About 5-8% of children under the age of 5 have developmental impairments of speech and language. This proportion is higher than that for any other neurodevelopmental condition occurring at that age.1 Parents are concerned about these impairments, and the number of children being referred to speech and language therapy services is increasing.2
These impairments are characterised by a low level of speech and language skills. Such difficulties may occur secondary to disabilities such as cerebral palsy, sensorineural hearing loss, or autism. Impairment may also be the main symptom in a constellation of comorbid difficulties, such as challenging behaviour or otitis media.3
Although spontaneous remission of symptoms in primary speech and language disorders sometimes occurs many children will experience long term effects from these disorders. Studies of samples of children from different communities show that children who are at the extreme ends of the distribution of speech and language impairment are at risk of developing problems that can persist into adulthood.4–6 The inability to communicate with peers can have a marked effect on wellbeing.
Given what we know about the stability of speech and language impairments across time, what role can intervention play? There is evidence to suggest that some interventions can modify intelligence,7 and the literature about the Head Start programmes in the United States has shown that preschool programmes have a long term impact in terms of social outcomes (for example, in reducing the incidence of teenage pregnancy or incarceration).8 Clinical experience suggests that speech (whether difficulties involve dyspraxic—that is, neuromotor—or phonological presentations) and vocabulary can be modified but that it is much more difficult to change elements of syntax and verbal comprehension.

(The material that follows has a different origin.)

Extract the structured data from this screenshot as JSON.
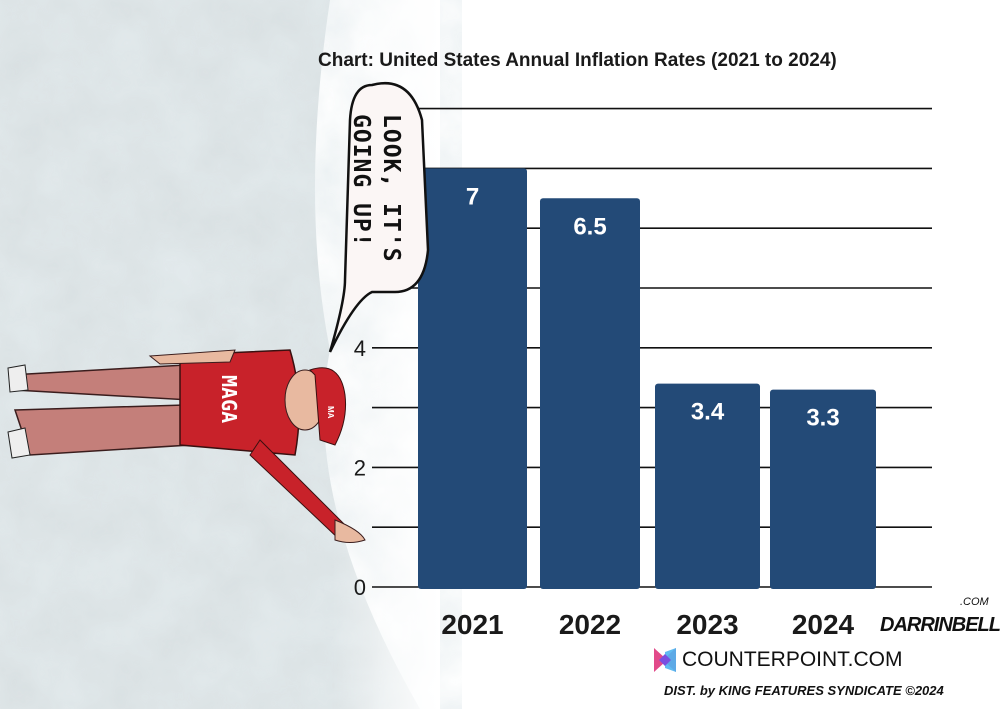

At first glance the picture painted by Glogowska et al in this issue of the BMJ (p 923) is gloomy.9 Interventions for speech and language impairments do not seem to work. However, there are some features of this study that should be interpreted cautiously. On average the children spent just six hours with their speech and language therapist in 12 months. How long would it take most people to change their speech and language behaviours? More than six hours, we would argue, even if clients were highly motivated. It is particularly important to note that both groups of children in the study (those who were given therapy and those who were not) continued to have marked language difficulties.
This study also needs to be set against a recent systematic review of studies of speech and language impairments that identified effect sizes for randomised and quasi-experimental study designs on the order of one standard deviation.10 This corresponds to a shift from the 25th to the 5th centile: a good improvement by any standard. These studies all included children of comparable ages and levels of language impairment. The source of the difference provides a potential explanation for the findings of Glogowska and colleagues. All of the studies in the review offered more treatment. In many cases the studies were carried out in university clinics and could best be described as efficacy rather than effectiveness studies. On the other hand, Glogowska et al's project is a study of the routine clinical services that are currently available to children in the United Kingdom.

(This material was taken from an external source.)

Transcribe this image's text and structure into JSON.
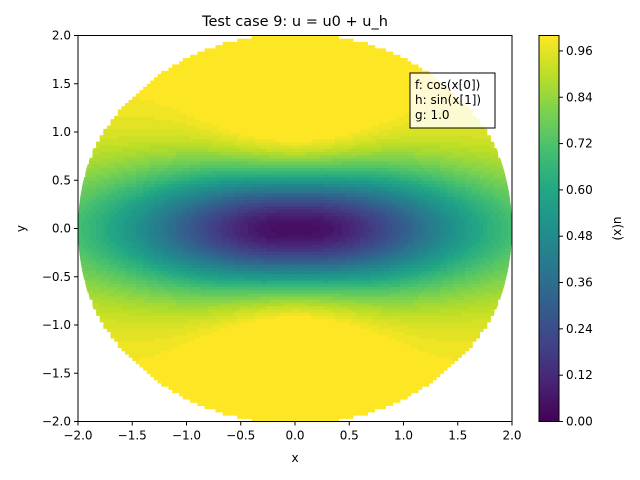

Taken together the data indicate that offering limited amounts of speech and language therapy is not a tenable solution to the problem. The six hours provided did not necessarily reflect the choice of the speech and language therapists in the study but rather a constraint imposed on them by the “package of care” model of service delivery. The data suggest that such a simplistic model is not helpful and that the practitioners and their managers should be able to offer a more flexible package of interventions. This is likely to require a reorganisation of speech and language therapy services, but this is the point of practising evidence based medicine: when you fill the evidence gap you need to act.